Gülleausbringung

Zunhammer: Doppelte Düse, halber Reihenabstand am Schleppschuhverteiler

Mehr, schmalere und dünnere Streifen – die neue Duplo-Düse soll die bodennahe Gülleausbringung vor allem auf Grünland vereinfachen und Futterverschmutzungen vorbeugen.

Entsprechend den Vorgaben der aktuellen Düngeverordnung (DüVo) dürfen Landwirte ab 2025 ihre Gülle auch auf Grünlandflächen nicht mehr mit einem Breitverteiler ausbringen. Bodennahe Ausbringtechniken mit streifenförmiger Ablage – wie Schleppschuh-, Schleppschlauch- oder Injektorverteiler – sind dann Pflicht. Abhängig vom Trockensubstanzgehalt der Gülle, von der Schnitthöhe des Grases und vom Witterungsverlauf kann es bei Schleppschuh- oder Schleppschlauchverteilern zu Futterverschmutzungen kommen.

Deshalb hat der Gülletechnikhersteller Zunhammer für seine Schleppschuhverteiler die Duplo-Düse entwickelt, die einfach statt dem Gleitschuh am Schlauchende montiert werden kann. Im Einsatz teilt sie den Güllestrom aus einem Schlauch in zwei dünne Bänder mit 12,5 cm Reihenabstand auf. Diese können von den Pflanzen schneller überschattet werden beziehungsweise sollen schneller in den Boden einsickern. Dadurch lässt sich die Grünlandverschmutzung dem Hersteller zufolge nahezu komplett verhindern.

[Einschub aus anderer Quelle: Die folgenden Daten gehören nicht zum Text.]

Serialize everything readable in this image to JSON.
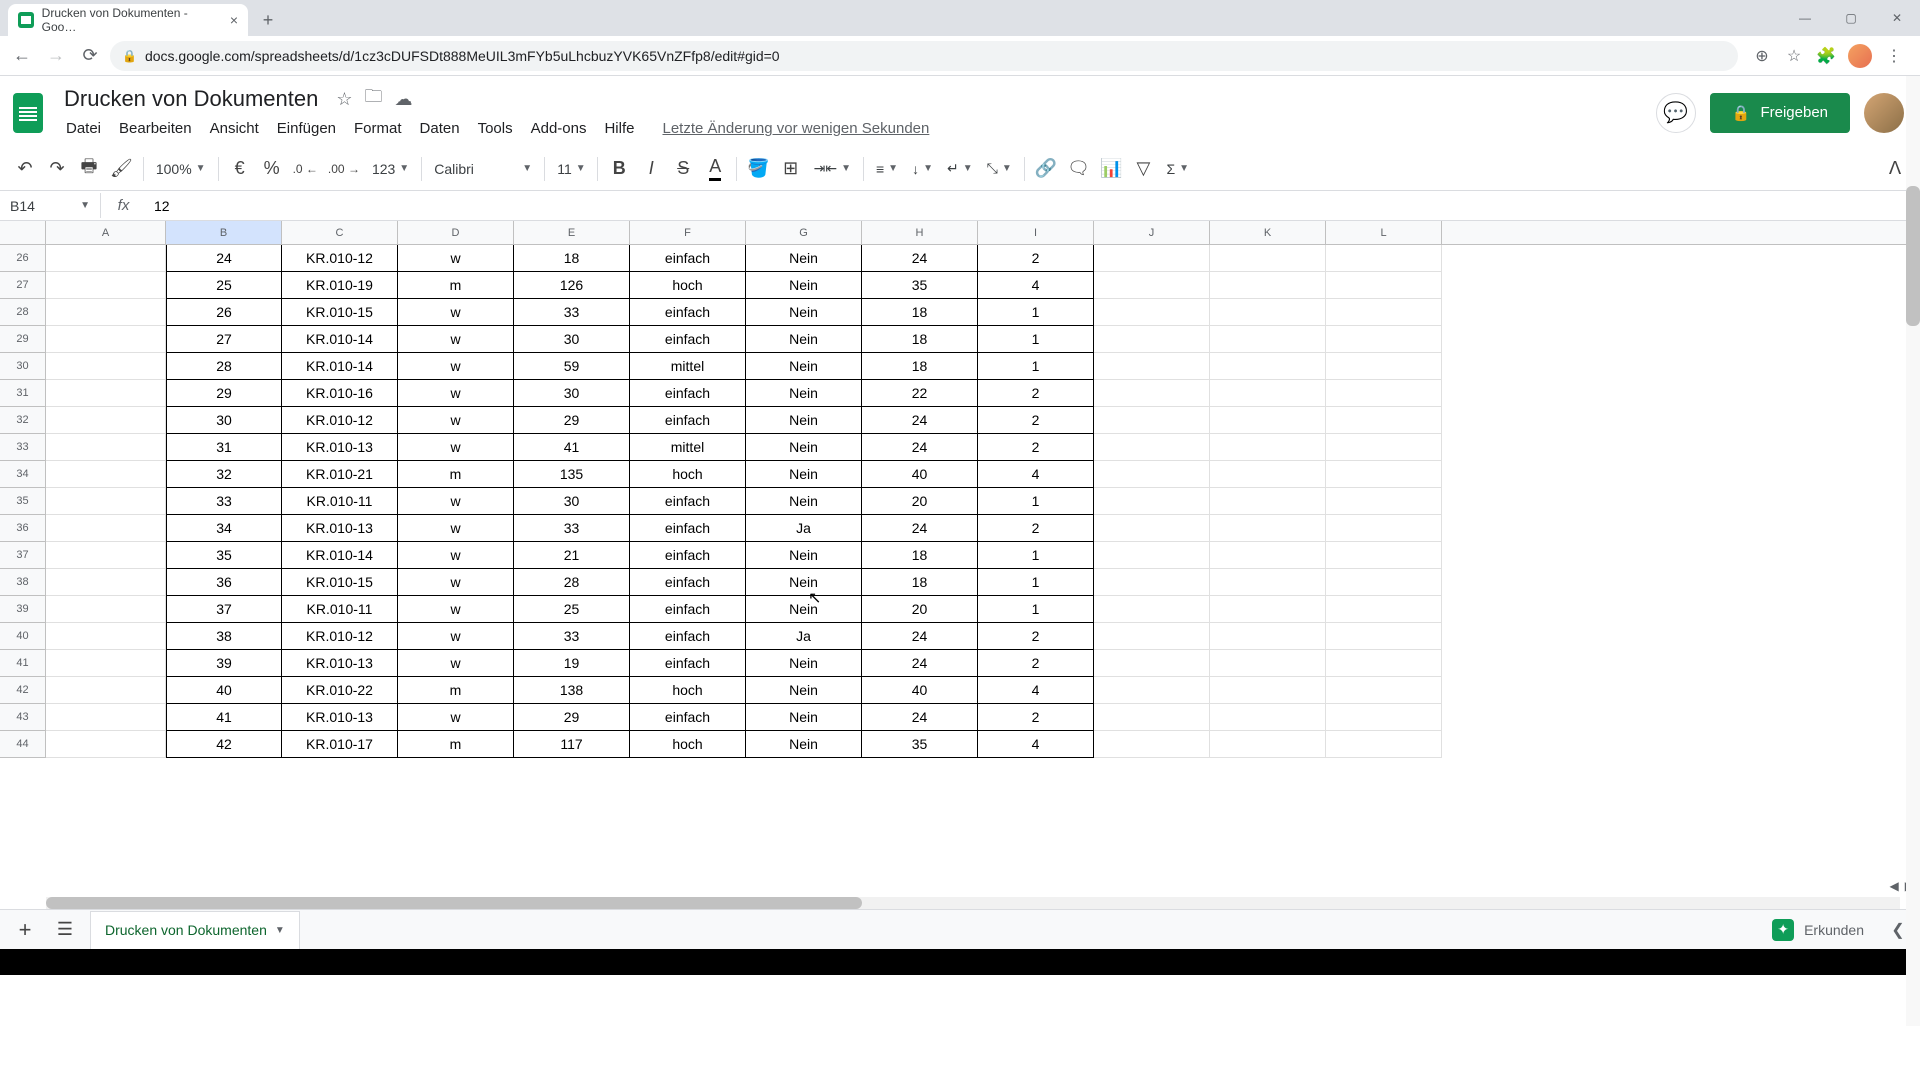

Dünnere Streifen gegen Futterverschmutzung

„Viele Praktiker haben uns immer wieder auf die Problematik der Grünlanddüngung bei hohen TS-Gehalten mit Rindergülle angesprochen. Jetzt hätten wir natürlich einfach die Zahl der Schleppschuhe mit den entsprechenden Verteilern verdoppeln können, um so den Reihenabstand von 25 auf 12,5 cm zu verringern. Dies wäre allerdings mit einem erheblichen Mehrgewicht und Verteuerung der Technik verbunden gewesen. Stattdessen haben wir die Duplo-Düse konstruiert“, erklärt Sebastian Zunhammer sen. die Hintergründe.

Güllebänder einer Standard- und einer Duplo-Düse von Zunhammer im Vergleich

Güllebänder im Vergleich: links mit der Standard-Düse abgelegt, rechts mit der Duplo-Düse. (Bildquelle: Holzhammer)

Durch diese Technik sei es gelungen, mit geringen Kosten den Streifenabstand der Güllebänder von 25 cm auf 12,5 cm zu verringern. Denn es müssen lediglich die Düsen getauscht und keine zusätzlichen Blattfedern benötigt werden. Bei der Materialwahl entschied sich der Hersteller für robusten, leichten und zugleich korrosionsbeständigen Kunststoff. Die Form des Y-Stücks wurde intensiven Versuchen und Tests unterzogen, damit die Düse strömungsoptimiert und damit möglichst verstopfungsfrei arbeitet. Ebenso großes Augenmerk wurde auf einen großen Durchgang zwischen Düsenende und Schlauchanschluss gelegt, um Verstopfungen mit Pflanzenresten vorzubeugen.

Die neue Düse kann an allen vorhandenen Schleppschuhverteilern des Herstellers nachgerüstet werden und ist laut Zunhammer ab sofort bestellbar. Der Preis für die Nachrüstung wird laut Firmenangaben pro Düse bei rund 70 € ohne MwSt. liegen.


Diskussionen zum Artikel

von Erwin Imschloss

Wucher

70€ pro Düse ! Und das Plastikzeug wird sicher nicht sehr lange halten. Der Staat richtet genug Schaden an! Wir sollten nicht auch noch Landtechnikhersteller unterstützen, die sowieso schon stark davon profitieren.

von Gerd Schaefer

Wir können die Kosten nicht weiterreichen

Die Gülletechnikhersteller verdienen sich dumm und dämlich an diesen sinnlosen Auflagen. Schnell sind 20 bis 30.000 Euro für ein paar Rohre und Plastikschläuche fällig, die sich obendrein verstopfen und in Hanglagen nicht zu Händeln sind. Und die Bauern kaufen das Zeug in ... mehr anzeigen

von Rudolf Kaufmann

Hallo H. Schäfer,

sehr guter Kommentar. Genau so ist es.